Georgia Pacific denies the man’s claims that he only or primarily used its products, going so far as to say the man suffers from memory loss. He is too ill to attend trial. It also argues that even if he did routinely use its admittedly asbestos-containing joint compounds, he couldn’t have gotten his mesothelioma from using them.
To prove that contention, the company brought forward an expert witness to testify on Nov. 14. That witness is a medical doctor whose role was to give his opinion how likely it is that the carpenter’s mesothelioma was caused by Georgia Pacific’s drywall joint compounds.

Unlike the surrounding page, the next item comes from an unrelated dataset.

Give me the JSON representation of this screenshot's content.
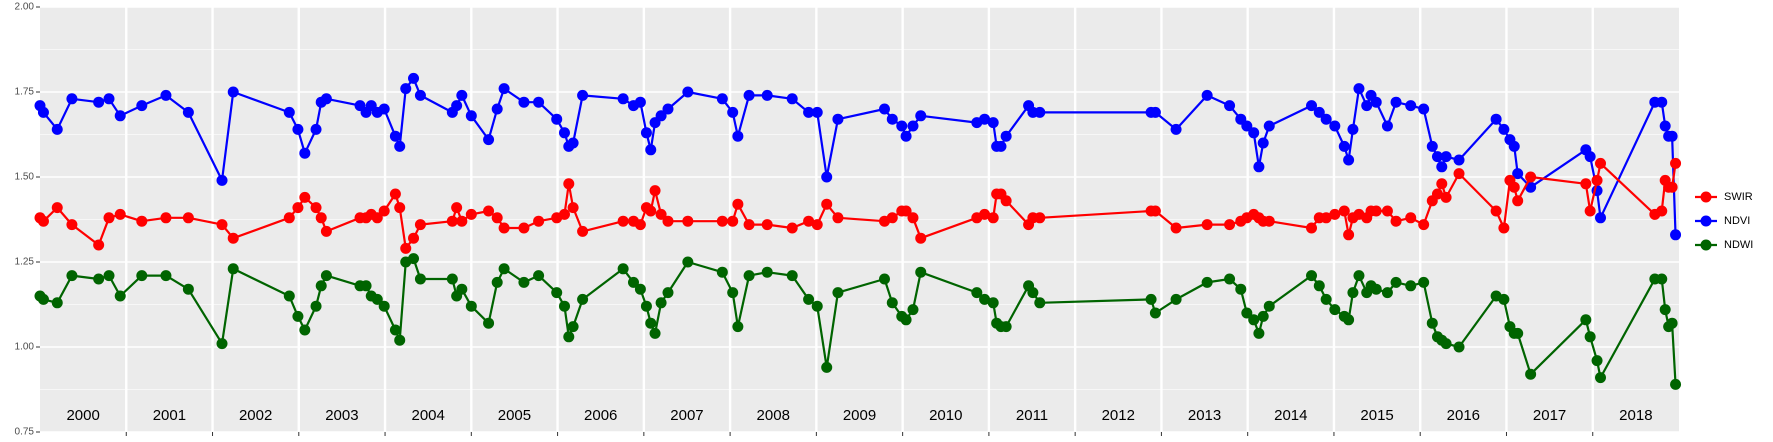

The doctor did not examine the plaintiff or ask him any questions. Instead, the doctor relied on medical records and considered studies about the relative mesothelioma risk of certain asbestos-containing products. The studies covered case studies, the relative dangers of Chrysotile, amphibole and termolite asbestos fibers, and the epidemiology of asbestos-caused illnesses.
After reading the plaintiff’s medical records and considering those studies, the doctor concluded the Kansas man’s mesothelioma was more likely caused by exposure to asbestos-laden insulation in the general areas where he worked, rather than by his direct exposure to asbestos-tainted joint compound. In fact, he found there was likely no increased risk of mesothelioma from using asbestos-containing joint compounds because they contained Chrysotile, a type of asbestos fiber less likely to cause cancer than others.
At least 13 of the studies the doctor relied upon were written by researchers hired by Georgia Pacific itself, as one of the plaintiff’s attorneys pointed out. Furthermore, he seemed unaware that the joint compounds contained not only Chrysotile but also termolite asbestos.
The doctor also said the exposure range of an individual product is “kind of like herding turkeys.”
Pinpointing the source of asbestos exposure may be difficult, but it can be done. And, if you have an asbestos-caused disease and a product you frequently used contained asbestos, why isn’t that basically enough?